When the two stood speechless, she said, looking straight at Brian: “It seems to me, sir, that the young lady has all the best of the argument. But I really think she should have some dry clothes as well.”
She turned to the dripping and dishevelled Judy: “You poor child. Aren't you cold! It is rather early in the season for a dip in the river, I should think. Let me take whatever you have there, and you make for the house as fast as you can go,—the run will warm you.”
As she spoke, she went to the mountain girl, holding out her hand to take the manuscript, and smiling encouragingly.
But Judy backed away, her stealthy, oblique gaze fixed with watchful surprise on the fair stranger.
“This here ain't none of your put-in,” and her shrill drawling monotone contrasted strangely with the other's pleasing voice. “Where'd you-all happen from, anyhow? How'd you-all git here?”
“I came over the bluff by the path,” answered the other. “You see, I left the train from the south at White's Crossing because I knew I could drive up from there by the river road quicker than I could go by rail away around through the hills to Thompsonville, and then make the drive down the river from there. When I reached Elbow Rock, I was in such a hurry, I took the short cut, while the man with my trunk and things went by the road over Schoolhouse Hill, you know. I arrived here just as this gentleman was pulling you from the water.”

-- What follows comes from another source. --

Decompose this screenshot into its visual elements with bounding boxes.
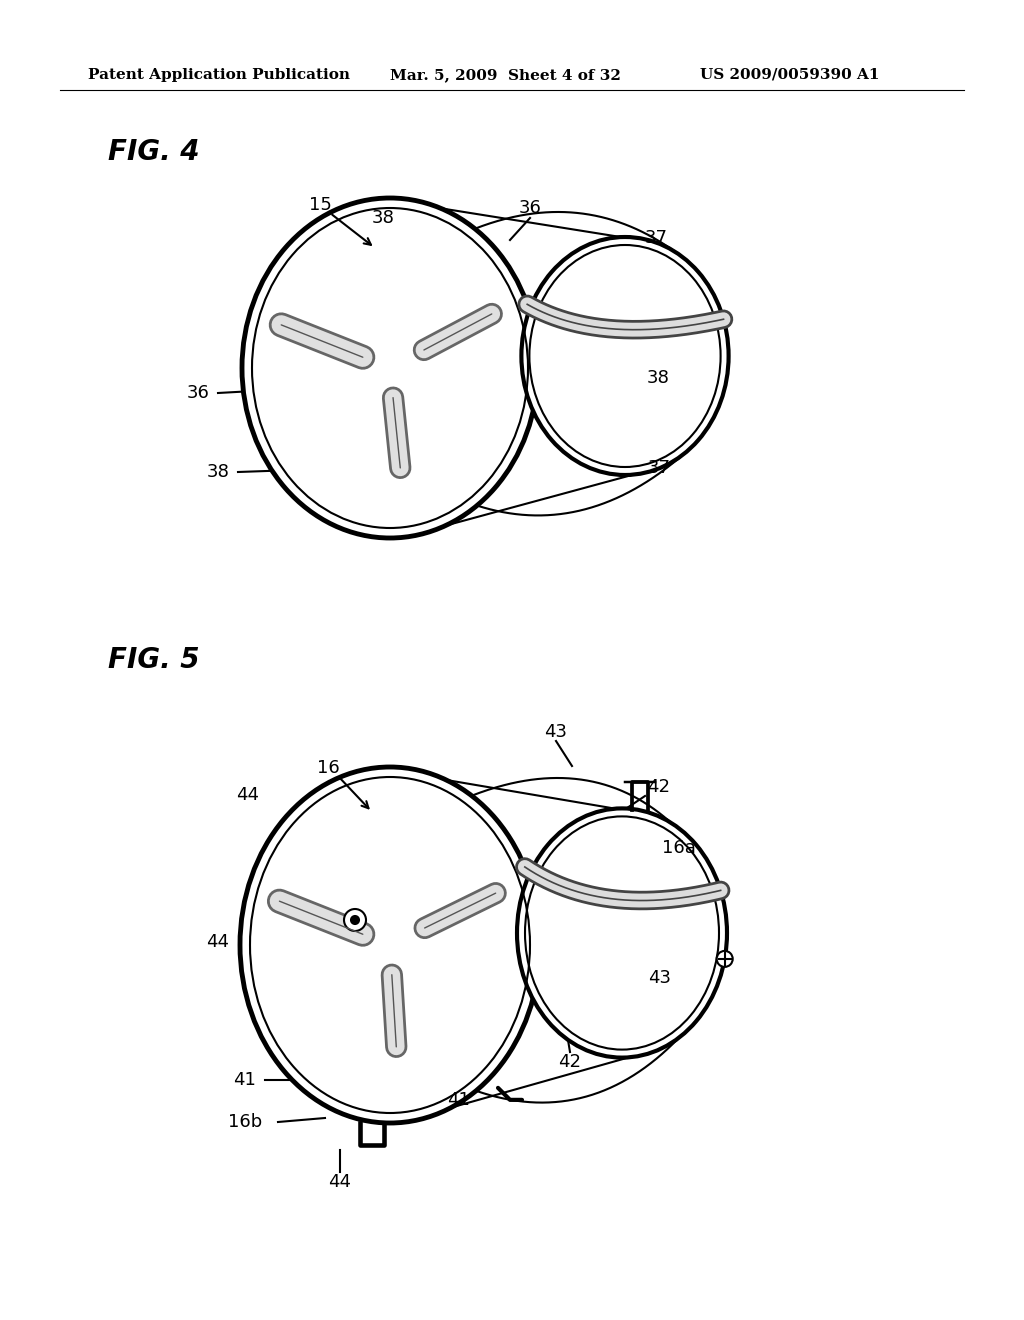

Before Brian could speak, Judy returned with excitement: “I know who you-all be now. I ought ter knowed the minute I set eyes on you. You-all are the gal with that there no-'count name, an' you've come ter work for him, there,”—she pointed to Brian,—“a-helpin' him ter write his book, what ain't his'n no more, nohow, 'cause he done throwed hit away,—plumb inter the river.”

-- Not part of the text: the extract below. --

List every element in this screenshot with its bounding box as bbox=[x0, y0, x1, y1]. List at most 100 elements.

“I am Miss Williams,” returned the other. “My 'no-'count name,' I suppose, is Betty Jo.” She laughed kindly. “Perhaps it won't seem so 'no'count' when we are better acquainted, Judy. Won't you run along to the house, and change to some dry clothes? You will catch your death of cold if you stand here like this.”
“How'd you-all know I was Judy?”
“Why, Auntie Sue wrote me about you, of course.”